To the Editor:
We read the interesting review published by Tacquard et al. and appreciated the effort to provide evidence on the epidemiology, clinical manifestations, and management of perioperative anaphylaxis. While we recommend reading this review to the practitioner who wishes to better understand the mechanisms underlying drug-induced hypersensitivity reactions and anaphylaxis, we would comment on the statement, “pretreatment with antihistamines and glucocorticoids can reduce the severity or frequency of certain non-immunologic reactions, including those to radiocontrast media.”
Premedication with corticosteroids and antihistamines is still widely used to prevent immediate and delayed hypersensitivity reactions. Although its use is diffusely believed to reduce the severity of anaphylaxis and incidence of biphasic reactions, the evidence supporting these practices is limited, and the potential adverse effect of corticosteroids is underestimated.
The European Academy of Allergy and Clinical Immunology Anaphylaxis (Zurich, Switzerland) recently updated the guidelines for the diagnosis and prevention of anaphylaxis. The European Academy of Allergy and Clinical Immunology Anaphylaxis task force makes no recommendation for or against premedication to prevent anaphylaxis due to insufficient evidence about its effectiveness. It should be noted, however, that the quality of evidence for this recommendation is very low.
The International Suspected Perioperative Allergic Reaction consensus states that prophylaxis with antihistamines or corticosteroids in patients with a past medical history of hypersensitivity reactions does not appear to prevent or reduce the severity of anaphylaxis. Antihistamines, however, seem to play a potential role in preventing mild reactions caused by nonspecific histamine release.
The prevalence of radiocontrast-associated hypersensitivity reactions has decreased in recent years due to the advent of low-osmolality nonionic radiocontrast agents. Clinical manifestations are usually mild or moderate and are caused by immune-mediated or non–immune-mediated mast cell activation. A recent systematic review on anaphylaxis focuses on the use of antihistamines and corticosteroids for the prevention of hypersensitivity reactions. The authors conclude that premedication reduces hypersensitivity reactions associated with chemotherapy and allergen immunotherapy. On the other hand, premedication in patients with previous radiocontrast adverse reactions is not recommended due to the lack of significant benefit; corticosteroids and antihistamines fail to prevent both acute- and delayed-onset reactions.

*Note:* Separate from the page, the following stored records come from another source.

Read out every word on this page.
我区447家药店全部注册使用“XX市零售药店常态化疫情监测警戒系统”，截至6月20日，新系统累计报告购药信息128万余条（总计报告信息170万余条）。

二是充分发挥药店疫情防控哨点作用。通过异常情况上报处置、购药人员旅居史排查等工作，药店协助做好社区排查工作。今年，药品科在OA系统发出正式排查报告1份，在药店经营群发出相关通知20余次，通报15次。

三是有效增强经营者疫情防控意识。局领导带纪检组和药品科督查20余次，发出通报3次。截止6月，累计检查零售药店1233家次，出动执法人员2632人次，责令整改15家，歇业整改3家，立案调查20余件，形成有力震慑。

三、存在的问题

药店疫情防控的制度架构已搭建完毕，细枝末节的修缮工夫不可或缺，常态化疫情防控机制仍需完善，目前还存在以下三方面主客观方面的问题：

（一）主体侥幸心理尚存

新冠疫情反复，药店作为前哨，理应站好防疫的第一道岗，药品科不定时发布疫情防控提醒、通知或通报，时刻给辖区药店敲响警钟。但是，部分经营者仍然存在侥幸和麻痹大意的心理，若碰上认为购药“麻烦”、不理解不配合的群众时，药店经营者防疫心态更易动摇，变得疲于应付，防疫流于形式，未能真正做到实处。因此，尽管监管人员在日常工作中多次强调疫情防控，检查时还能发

For the same reasons, the European guidelines on radiocontrast media do not recommend any premedication. Conversely, the U.S. guidelines recommend it in high-risk patients, although the authors state that premedication “does not prevent all contrast reactions” and likely induces a diagnostic delay.
The Italian Medicines Agency (Rome, Italy) recently released updated recommendations for the prevention and management of radiocontrast-associated hypersensitivity reactions. The document focuses on the importance of an accurate patient’s medical history and, in case of a positive history of previous hypersensitivity reaction, the usefulness of an allergologic assessment. Pretreatment with antihistamines and glucocorticoids does not prevent a recurrence and might cause the clinician to underestimate potential red flags.
Thanks to the thoughtful insights derived from the paper by Tacquard et al., we had the opportunity to examine the recent evidence available to date on perioperative anaphylaxis. We agree that in specific situations such as immunologic disorders (i.e., recurrent angioedema or mastocytosis), premedication with corticosteroids and antihistamines is strongly recommended. However, the efficacy of antihistamines and corticosteroids in preventing and reducing the severity of anaphylaxis is not yet well-defined. Future high-quality evidence is needed to draw a definitive statement on pharmacologic prophylaxis for perioperative anaphylaxis.